- Interactive map of Lake Waikareiti
- Location: Wairoa District, Hawke's Bay region, North Island
- Coordinates: 38°42′36″S 177°10′26″E﻿ / ﻿38.710°S 177.174°E
- Primary inflows: Ngawhakairara Stream
- Primary outflows: Mangapūwerawera Stream
- Basin countries: New Zealand
- Surface elevation: 880 m (2,890 ft)
- Islands: Motungārara Island, Motutorutoru Island, Rāhui Island, Te Arakōau Island, Te Kahaatuwai Island, Te Oneatahu Island

= Lake Waikareiti =

Lake in the North Island of New Zealand

Lake Waikareiti, also spelt Lake Waikare Iti, is located in Te Urewera National Park in the North Island of New Zealand. A number of hiking trails are found within the catchment basin of the lake.

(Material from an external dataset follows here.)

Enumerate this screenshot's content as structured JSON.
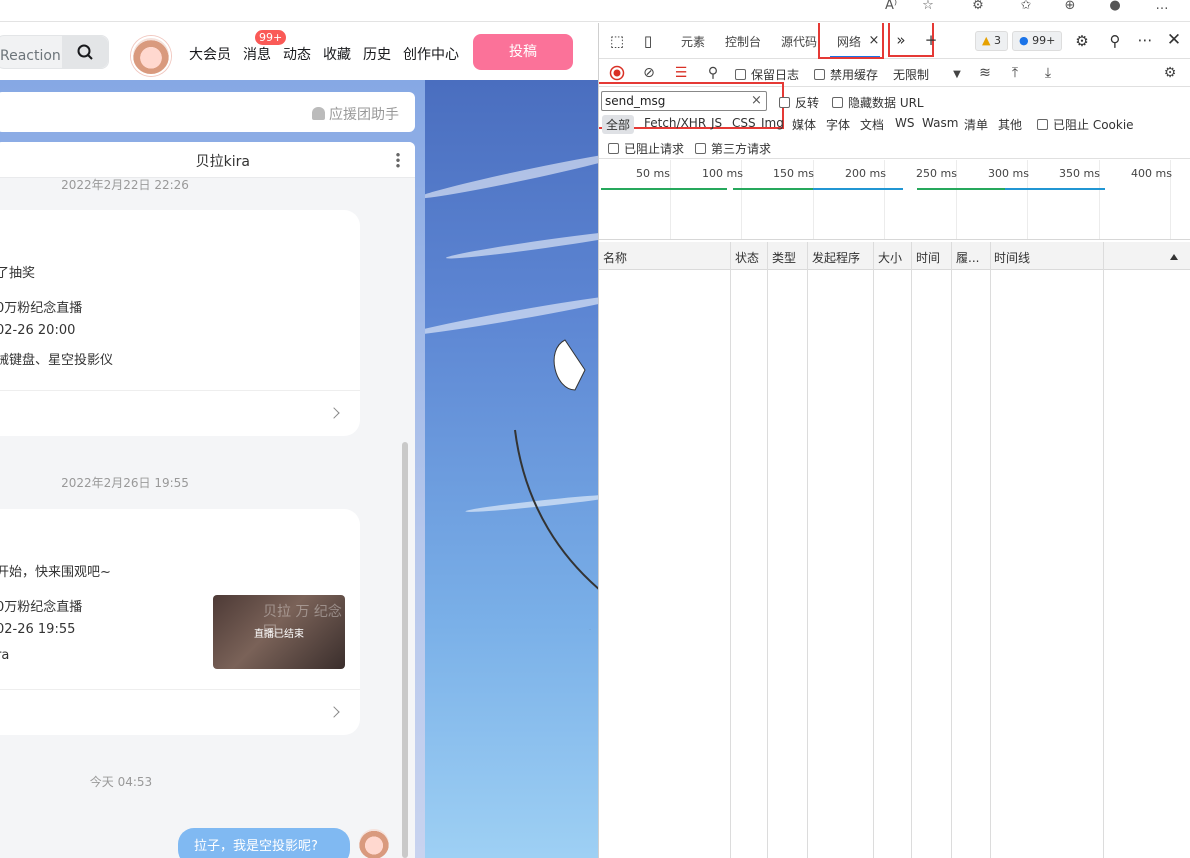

Its formation followed a landslide 18,000 years ago, in which a part of the landmass of 10 kilometers wide slid to the north-west. It is four kilometres to the northeast of the larger Lake Waikaremoana, into which it drains via the Aniwaniwa Stream. The smaller lake's surface is at an altitude of 880 metres above sea level - considerably higher than that of Waikaremoana - and as such the stream has several fine waterfalls such as the Āniwaniwa Falls and Papakorito Falls.

Several small islets are found in the lake. One of these, Rahui, itself contains a tiny lake - one of New Zealand's very rare recursive lakes.

Numerous flora species are found within the lake catchment basin, crown fern (Blechnum discolor) being a widespread understory plant. An assortment of birds found in the North Island are present at the national park except for the weka.

The New Zealand Ministry for Culture and Heritage gives a translation of "little waters" for Waikareiti.